Challenges NASCAR Claim

NASCAR officials have said that Earnhardt's left lap belt broke when his car crashed into the wall in the final lap of the Feb. 18 Daytona 500.

NASCAR Chairman Bill France Jr. said Sunday that the separated belt was not found until the morning after the deadly crash. France also said that Gary Nelson, the Winston Cup Series director, was the one who made the discovery.

Propst, a 24-year veteran of the Orange County Fire Rescue, said no one from NASCAR has yet questioned him about what he found when he reached Earnhardt's car less than a minute after the 4:39 p.m. crash.
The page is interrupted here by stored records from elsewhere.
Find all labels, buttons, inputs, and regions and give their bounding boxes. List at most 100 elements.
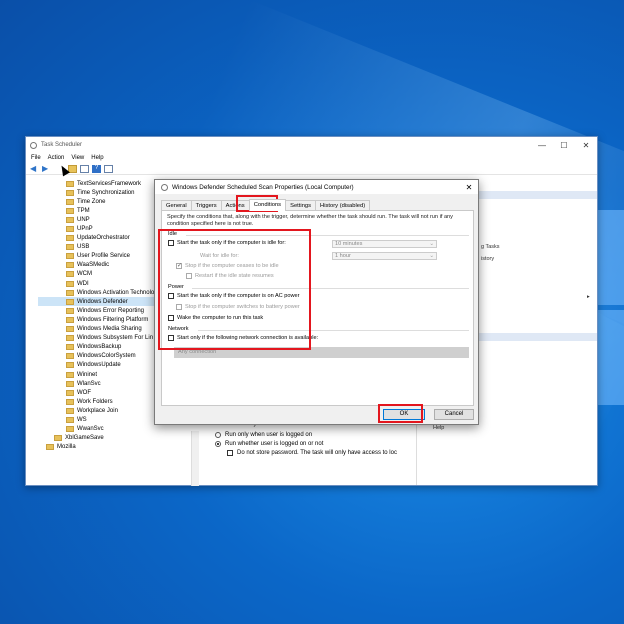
folder-icon xyxy=(46,444,54,451)
radio-button[interactable] xyxy=(215,431,221,438)
action-help[interactable]: Help xyxy=(433,425,444,431)
tree-item-label: WlanSvc xyxy=(77,380,101,387)
folder-icon xyxy=(66,426,74,433)
checkbox[interactable] xyxy=(168,335,174,341)
folder-icon xyxy=(66,362,74,369)
folder-icon xyxy=(66,407,74,414)
ok-button[interactable]: OK xyxy=(383,409,425,420)
idle-group-label: Idle xyxy=(168,231,178,237)
radio-button[interactable] xyxy=(215,440,221,447)
toolbar: ◀ ▶ ? xyxy=(26,163,597,175)
tree-item-label: UNP xyxy=(77,216,90,223)
folder-icon xyxy=(66,398,74,405)
wait-for-idle-label: Wait for idle for: xyxy=(200,253,239,259)
tree-item-label: UPnP xyxy=(77,226,93,233)
help-icon[interactable]: ? xyxy=(92,164,101,173)
general-tab-fragment: ecurity Run only when user is logged on … xyxy=(209,421,419,487)
network-option[interactable]: Start only if the following network conn… xyxy=(168,335,318,341)
no-store-password-option[interactable]: Do not store password. The task will onl… xyxy=(227,448,419,457)
folder-icon xyxy=(66,198,74,205)
tree-item-xblgamesave[interactable]: XblGameSave xyxy=(38,434,183,443)
tab-conditions[interactable]: Conditions xyxy=(248,199,287,211)
idle-duration-dropdown[interactable]: 10 minutes ⌄ xyxy=(332,240,437,248)
tree-item-label: WindowsBackup xyxy=(77,344,122,351)
checkbox[interactable] xyxy=(186,273,192,279)
properties-dialog: Windows Defender Scheduled Scan Properti… xyxy=(154,179,479,425)
folder-icon xyxy=(66,289,74,296)
back-arrow-icon[interactable]: ◀ xyxy=(30,164,39,173)
menu-help[interactable]: Help xyxy=(91,155,103,161)
folder-icon xyxy=(66,216,74,223)
folder-icon xyxy=(66,307,74,314)
chevron-down-icon: ⌄ xyxy=(429,253,434,259)
tree-item-label: WOF xyxy=(77,389,91,396)
tree-item-label: WindowsUpdate xyxy=(77,362,121,369)
tree-item-label: Windows Subsystem For Lin xyxy=(77,335,154,342)
divider xyxy=(192,288,469,289)
tree-item-label: WDI xyxy=(77,280,89,287)
checkbox[interactable] xyxy=(168,240,174,246)
folder-icon xyxy=(66,371,74,378)
menu-file[interactable]: File xyxy=(31,155,41,161)
stop-if-not-idle-option[interactable]: Stop if the computer ceases to be idle xyxy=(176,262,279,269)
show-hide-console-icon[interactable] xyxy=(80,164,89,173)
maximize-button[interactable]: ☐ xyxy=(553,141,575,150)
dialog-close-button[interactable]: ✕ xyxy=(460,183,478,192)
folder-icon xyxy=(66,344,74,351)
tree-item-label: WS xyxy=(77,416,87,423)
action-display-running-tasks[interactable]: g Tasks xyxy=(481,244,500,250)
dialog-title: Windows Defender Scheduled Scan Properti… xyxy=(172,183,354,191)
restart-if-idle-option[interactable]: Restart if the idle state resumes xyxy=(186,273,274,279)
wake-computer-option[interactable]: Wake the computer to run this task xyxy=(168,315,263,321)
stop-on-battery-option[interactable]: Stop if the computer switches to battery… xyxy=(176,304,300,310)
folder-icon xyxy=(66,316,74,323)
action-pane-icon[interactable] xyxy=(104,164,113,173)
folder-icon xyxy=(66,180,74,187)
chevron-down-icon: ⌄ xyxy=(429,241,434,247)
forward-arrow-icon[interactable]: ▶ xyxy=(42,164,51,173)
dialog-title-bar: Windows Defender Scheduled Scan Properti… xyxy=(155,180,478,194)
tree-item-label: Wininet xyxy=(77,371,98,378)
cancel-button[interactable]: Cancel xyxy=(434,409,474,420)
tree-item-label: Work Folders xyxy=(77,398,113,405)
window-title: Task Scheduler xyxy=(41,142,83,148)
tree-item-label: TextServicesFramework xyxy=(77,180,142,187)
wait-duration-dropdown[interactable]: 1 hour ⌄ xyxy=(332,252,437,260)
checkbox[interactable] xyxy=(176,262,182,269)
divider xyxy=(186,235,469,236)
title-bar: Task Scheduler — ☐ ✕ xyxy=(26,137,597,153)
tree-item-label: Windows Filtering Platform xyxy=(77,316,149,323)
tree-item-label: Windows Defender xyxy=(77,298,128,305)
tree-item[interactable]: WwanSvc xyxy=(38,425,183,434)
menu-action[interactable]: Action xyxy=(48,155,65,161)
network-connection-dropdown[interactable]: Any connection xyxy=(174,347,469,358)
chevron-right-icon[interactable]: ▸ xyxy=(587,294,590,300)
folder-icon xyxy=(66,298,74,305)
folder-icon xyxy=(66,189,74,196)
tree-item-label: WCM xyxy=(77,271,92,278)
checkbox[interactable] xyxy=(227,449,233,456)
tree-item-label: UpdateOrchestrator xyxy=(77,235,130,242)
tree-item-label: User Profile Service xyxy=(77,253,131,260)
menu-view[interactable]: View xyxy=(71,155,84,161)
tree-item-label: WwanSvc xyxy=(77,426,104,433)
run-whether-option[interactable]: Run whether user is logged on or not xyxy=(215,439,419,448)
run-logged-on-option[interactable]: Run only when user is logged on xyxy=(215,430,419,439)
checkbox[interactable] xyxy=(176,304,182,310)
ac-power-option[interactable]: Start the task only if the computer is o… xyxy=(168,293,300,299)
tree-item-mozilla[interactable]: Mozilla xyxy=(38,443,183,452)
start-if-idle-option[interactable]: Start the task only if the computer is i… xyxy=(168,240,286,246)
checkbox[interactable] xyxy=(168,315,174,321)
folder-icon xyxy=(66,262,74,269)
tree-item-label: Time Zone xyxy=(77,198,106,205)
divider xyxy=(198,330,469,331)
conditions-description: Specify the conditions that, along with … xyxy=(167,214,453,227)
vertical-scrollbar[interactable] xyxy=(191,431,199,486)
tree-item-label: USB xyxy=(77,244,90,251)
action-history[interactable]: istory xyxy=(481,256,494,262)
close-button[interactable]: ✕ xyxy=(575,141,597,150)
power-group-label: Power xyxy=(168,284,184,290)
checkbox[interactable] xyxy=(168,293,174,299)
minimize-button[interactable]: — xyxy=(531,141,553,150)
folder-icon xyxy=(66,416,74,423)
He said he didn't come forward right away because he was worried about what the information would do to the Earnhardt family and to his own co-workers.

Response to Controversy

Propst changed his mind, he said, because of the controversy surrounding Bill Simpson, the founder of the company that made Earnhardt's belt.

"I heard that he was receiving death threats and all kinds of stuff like that," said Propst.

ABCNEWS' Good Morning America tried to reach NASCAR for a comment this weekend but the association was unable to give one at that time.

NASCAR has refused to display the seatbelt and is conducting its own investigation by unidentified experts expected to continue throughout the summer. NASCAR officials have not said whether the details of the investigation will be made public.